The Economist’s Big Mac index gives a flavour of how far currency values are out of whack. It is based on the idea of purchasing-power parity, which says exchange rates should move towards the level that would make the price of a basket of goods the same everywhere. Our basket contains only one item, but it is found in around 120 countries: a Big Mac hamburger.
If the local cost of a Big Mac converted into dollars is above $5.28, the price in America , a currency is dear; if it is below the benchmark, it is cheap. The average cost of a Big Mac in the euro area is €3.95, or $4.84 at the current exchange rate. That implies the euro is undervalued by 8.4% against the dollar.

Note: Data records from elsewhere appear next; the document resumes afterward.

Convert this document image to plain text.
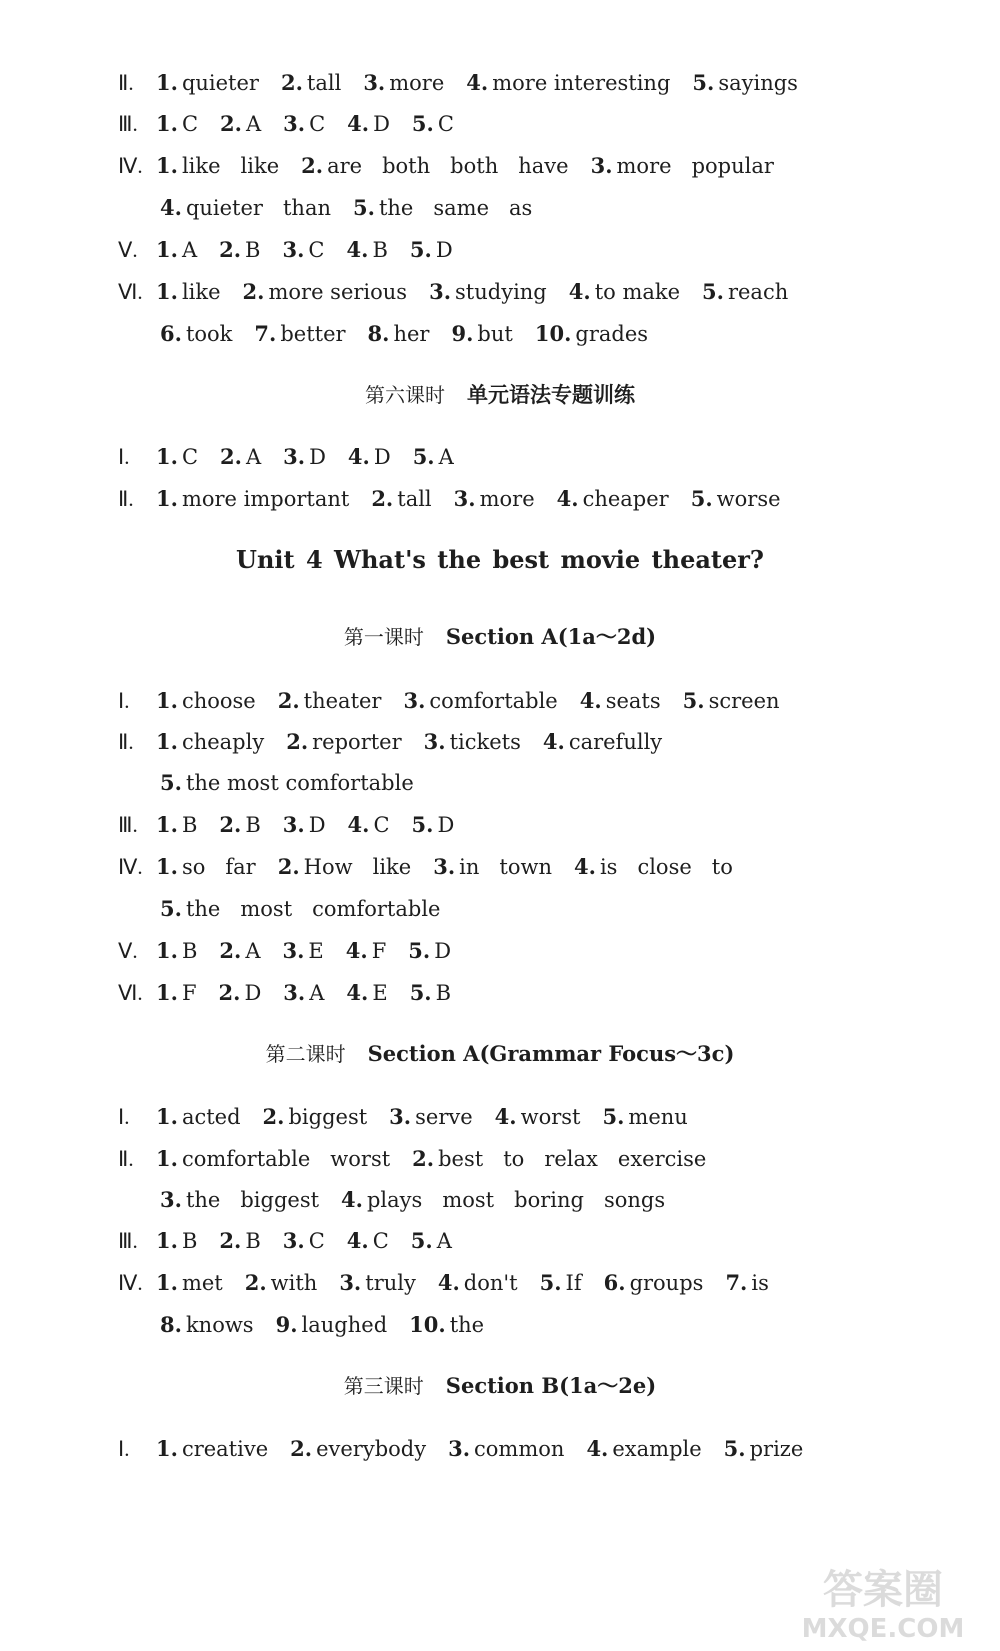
Ⅱ. 1. quieter 2. tall 3. more 4. more interesting 5. sayings
Ⅲ. 1. C 2. A 3. C 4. D 5. C
Ⅳ. 1. like   like 2. are   both   both   have 3. more   popular
4. quieter   than 5. the   same   as
Ⅴ. 1. A 2. B 3. C 4. B 5. D
Ⅵ. 1. like 2. more serious 3. studying 4. to make 5. reach
6. took 7. better 8. her 9. but 10. grades
第六课时 单元语法专题训练
Ⅰ. 1. C 2. A 3. D 4. D 5. A
Ⅱ. 1. more important 2. tall 3. more 4. cheaper 5. worse
Unit 4 What's the best movie theater?
第一课时 Section A(1a～2d)
Ⅰ. 1. choose 2. theater 3. comfortable 4. seats 5. screen
Ⅱ. 1. cheaply 2. reporter 3. tickets 4. carefully
5. the most comfortable
Ⅲ. 1. B 2. B 3. D 4. C 5. D
Ⅳ. 1. so   far 2. How   like 3. in   town 4. is   close   to
5. the   most   comfortable
Ⅴ. 1. B 2. A 3. E 4. F 5. D
Ⅵ. 1. F 2. D 3. A 4. E 5. B
第二课时 Section A(Grammar Focus～3c)
Ⅰ. 1. acted 2. biggest 3. serve 4. worst 5. menu
Ⅱ. 1. comfortable   worst 2. best   to   relax   exercise
3. the   biggest 4. plays   most   boring   songs
Ⅲ. 1. B 2. B 3. C 4. C 5. A
Ⅳ. 1. met 2. with 3. truly 4. don't 5. If 6. groups 7. is
8. knows 9. laughed 10. the
第三课时 Section B(1a～2e)
Ⅰ. 1. creative 2. everybody 3. common 4. example 5. prize
答案圈
MXQE.COM
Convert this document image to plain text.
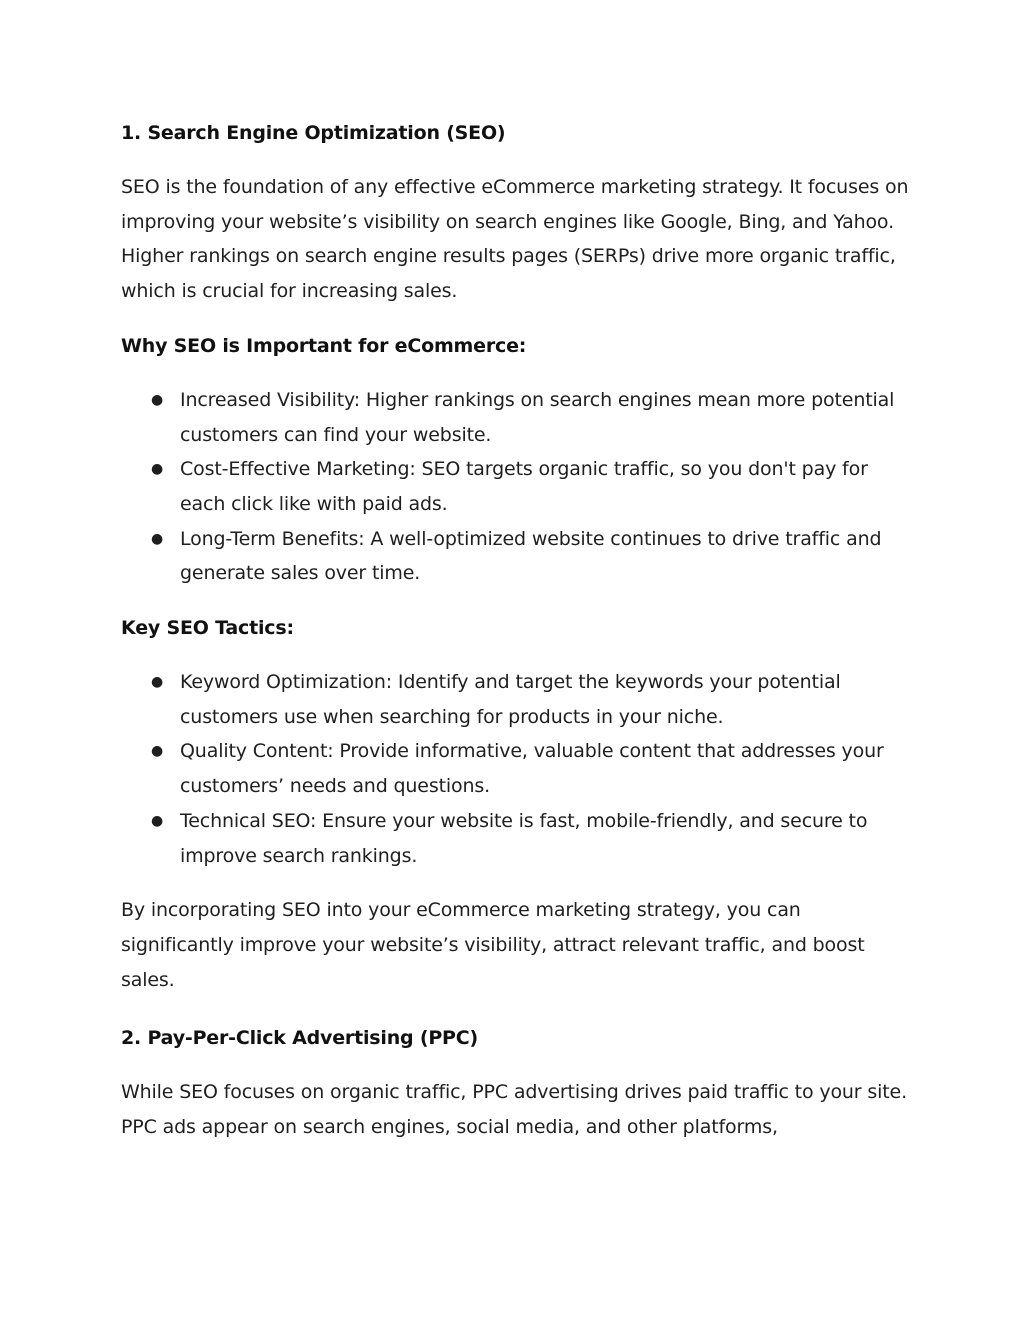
1. Search Engine Optimization (SEO)

SEO is the foundation of any effective eCommerce marketing strategy. It focuses on improving your website’s visibility on search engines like Google, Bing, and Yahoo. Higher rankings on search engine results pages (SERPs) drive more organic traffic, which is crucial for increasing sales.

Why SEO is Important for eCommerce:
● Increased Visibility: Higher rankings on search engines mean more potential customers can find your website.
● Cost-Effective Marketing: SEO targets organic traffic, so you don't pay for each click like with paid ads.
● Long-Term Benefits: A well-optimized website continues to drive traffic and generate sales over time.
Key SEO Tactics:
● Keyword Optimization: Identify and target the keywords your potential customers use when searching for products in your niche.
● Quality Content: Provide informative, valuable content that addresses your customers’ needs and questions.
● Technical SEO: Ensure your website is fast, mobile-friendly, and secure to improve search rankings.

By incorporating SEO into your eCommerce marketing strategy, you can significantly improve your website’s visibility, attract relevant traffic, and boost sales.

2. Pay-Per-Click Advertising (PPC)

While SEO focuses on organic traffic, PPC advertising drives paid traffic to your site. PPC ads appear on search engines, social media, and other platforms,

THE Big Mac index was invented by The Economist in 1986 as a lighthearted guide to whether currencies are at their “correct” level. It is based on the theory of purchasing-power parity (PPP), the notion that in the long run exchange rates should move towards the rate that would equalise the prices of an identical basket of goods and services (in this case, a burger) in any two countries. For example, the average price of a Big Mac in America in January 2018 was $5.28; in China it was only $3.17 at market exchange rates. So the “raw” Big Mac index says that the yuan was undervalued by 40% at that time.

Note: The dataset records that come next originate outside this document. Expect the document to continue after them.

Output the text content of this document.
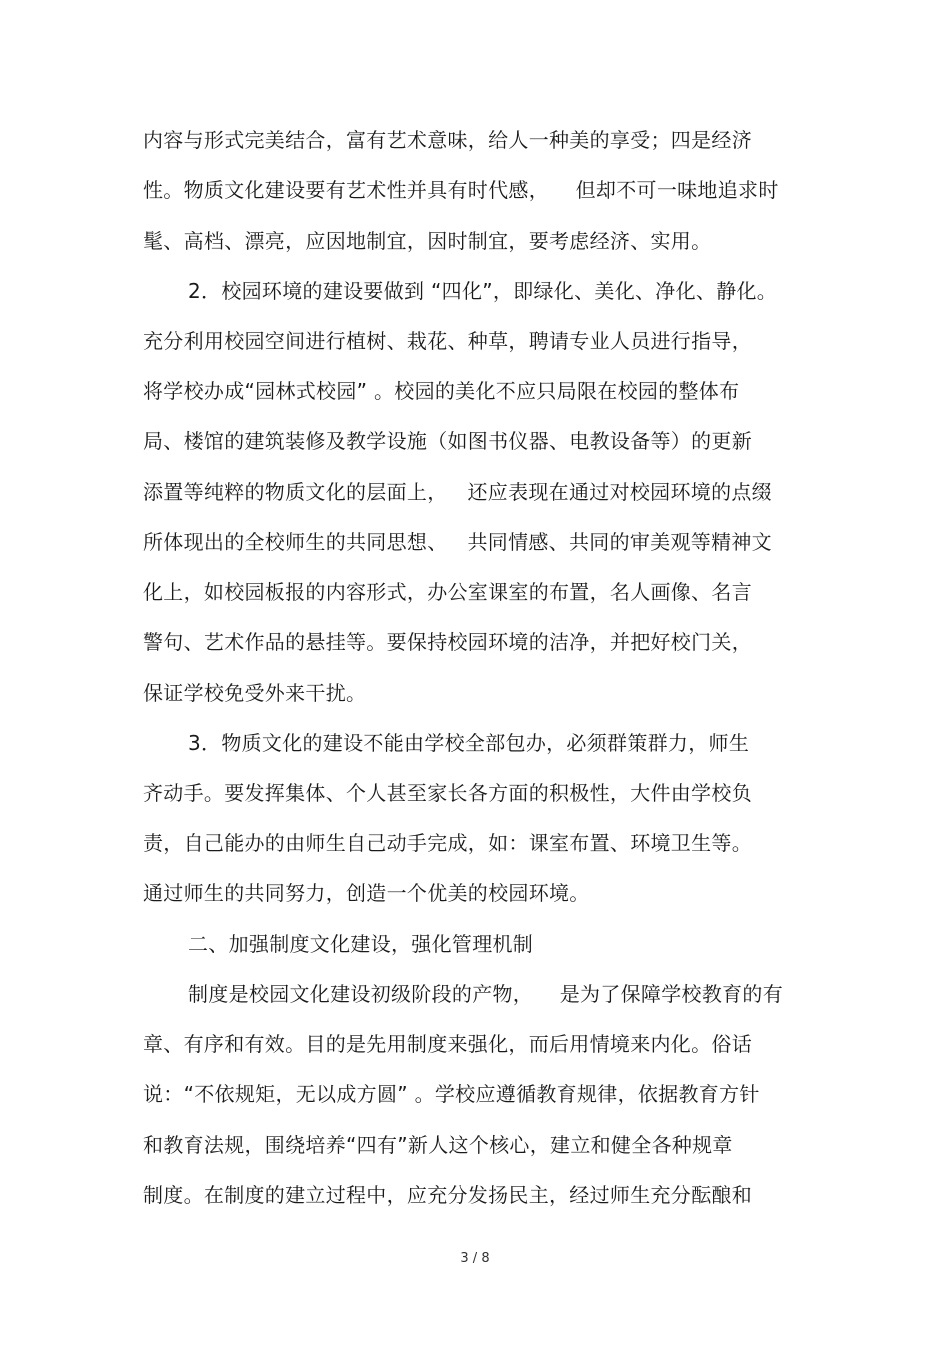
内容与形式完美结合，富有艺术意味，给人一种美的享受；四是经济
性。物质文化建设要有艺术性并具有时代感，    但却不可一味地追求时
髦、高档、漂亮，应因地制宜，因时制宜，要考虑经济、实用。
2．校园环境的建设要做到 “四化”，即绿化、美化、净化、静化。
充分利用校园空间进行植树、栽花、种草，聘请专业人员进行指导，
将学校办成“园林式校园” 。校园的美化不应只局限在校园的整体布
局、楼馆的建筑装修及教学设施（如图书仪器、电教设备等）的更新
添置等纯粹的物质文化的层面上，   还应表现在通过对校园环境的点缀
所体现出的全校师生的共同思想、   共同情感、共同的审美观等精神文
化上，如校园板报的内容形式，办公室课室的布置，名人画像、名言
警句、艺术作品的悬挂等。要保持校园环境的洁净，并把好校门关，
保证学校免受外来干扰。
3．物质文化的建设不能由学校全部包办，必须群策群力，师生
齐动手。要发挥集体、个人甚至家长各方面的积极性，大件由学校负
责，自己能办的由师生自己动手完成，如：课室布置、环境卫生等。
通过师生的共同努力，创造一个优美的校园环境。
二、加强制度文化建设，强化管理机制
制度是校园文化建设初级阶段的产物，    是为了保障学校教育的有
章、有序和有效。目的是先用制度来强化，而后用情境来内化。俗话
说：“不依规矩，无以成方圆” 。学校应遵循教育规律，依据教育方针
和教育法规，围绕培养“四有”新人这个核心，建立和健全各种规章
制度。在制度的建立过程中，应充分发扬民主，经过师生充分酝酿和
3 / 8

Burgernomics was never intended as a precise gauge of currency misalignment, merely a tool to make exchange-rate theory more digestible. Yet the Big Mac index has become a global standard, included in several economic textbooks and the subject of at least 20 academic studies. For those who take their fast food more seriously, we have also calculated a gourmet version of the index.

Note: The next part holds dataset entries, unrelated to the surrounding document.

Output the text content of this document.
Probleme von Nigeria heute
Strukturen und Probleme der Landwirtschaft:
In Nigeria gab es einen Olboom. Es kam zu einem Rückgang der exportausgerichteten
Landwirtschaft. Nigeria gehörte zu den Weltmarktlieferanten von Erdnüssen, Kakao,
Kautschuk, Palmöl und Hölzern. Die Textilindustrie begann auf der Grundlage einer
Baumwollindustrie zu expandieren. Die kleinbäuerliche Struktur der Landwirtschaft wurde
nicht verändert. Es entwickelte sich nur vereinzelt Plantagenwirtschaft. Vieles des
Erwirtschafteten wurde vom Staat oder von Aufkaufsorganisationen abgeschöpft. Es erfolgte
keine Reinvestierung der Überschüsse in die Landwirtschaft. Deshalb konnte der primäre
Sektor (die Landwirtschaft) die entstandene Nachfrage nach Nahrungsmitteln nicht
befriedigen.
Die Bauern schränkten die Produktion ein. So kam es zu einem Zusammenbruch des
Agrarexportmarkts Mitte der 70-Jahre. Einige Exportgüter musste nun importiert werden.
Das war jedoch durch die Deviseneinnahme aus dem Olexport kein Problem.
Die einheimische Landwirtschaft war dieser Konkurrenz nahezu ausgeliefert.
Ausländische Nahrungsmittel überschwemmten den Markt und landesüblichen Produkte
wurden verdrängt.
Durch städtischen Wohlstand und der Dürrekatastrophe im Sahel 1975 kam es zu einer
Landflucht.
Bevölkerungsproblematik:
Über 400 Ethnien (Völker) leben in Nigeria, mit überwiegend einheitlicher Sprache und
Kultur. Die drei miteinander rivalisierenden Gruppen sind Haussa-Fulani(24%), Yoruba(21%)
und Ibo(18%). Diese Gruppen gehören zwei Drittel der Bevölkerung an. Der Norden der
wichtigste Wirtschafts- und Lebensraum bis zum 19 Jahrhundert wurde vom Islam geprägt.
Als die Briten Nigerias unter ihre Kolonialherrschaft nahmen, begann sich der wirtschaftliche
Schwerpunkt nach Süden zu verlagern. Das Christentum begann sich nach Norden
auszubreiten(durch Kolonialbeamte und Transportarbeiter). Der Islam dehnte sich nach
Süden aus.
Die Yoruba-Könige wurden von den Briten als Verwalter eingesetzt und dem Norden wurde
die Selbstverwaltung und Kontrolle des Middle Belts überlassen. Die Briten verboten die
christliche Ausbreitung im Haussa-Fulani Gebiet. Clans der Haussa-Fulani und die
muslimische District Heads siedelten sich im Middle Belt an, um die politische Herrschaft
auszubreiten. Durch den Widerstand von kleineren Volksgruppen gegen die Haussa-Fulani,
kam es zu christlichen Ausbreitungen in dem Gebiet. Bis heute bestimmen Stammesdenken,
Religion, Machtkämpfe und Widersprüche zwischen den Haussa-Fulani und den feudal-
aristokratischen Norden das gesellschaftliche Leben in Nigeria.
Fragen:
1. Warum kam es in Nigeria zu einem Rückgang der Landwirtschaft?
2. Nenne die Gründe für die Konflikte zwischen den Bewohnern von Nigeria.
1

This adjusted index addresses the criticism that you would expect average burger prices to be cheaper in poor countries than in rich ones because labour costs are lower. PPP signals where exchange rates should be heading in the long run, as a country like China gets richer, but it says little about today’s equilibrium rate. The relationship between prices and GDP per person may be a better guide to the current fair value of a currency. The adjusted index uses the “line of best fit” between Big Mac prices and GDP per person for 48 countries (plus the euro area). The difference between the price predicted by the red line for each country, given its income per person, and its actual price gives a supersized measure of currency under- and over-valuation.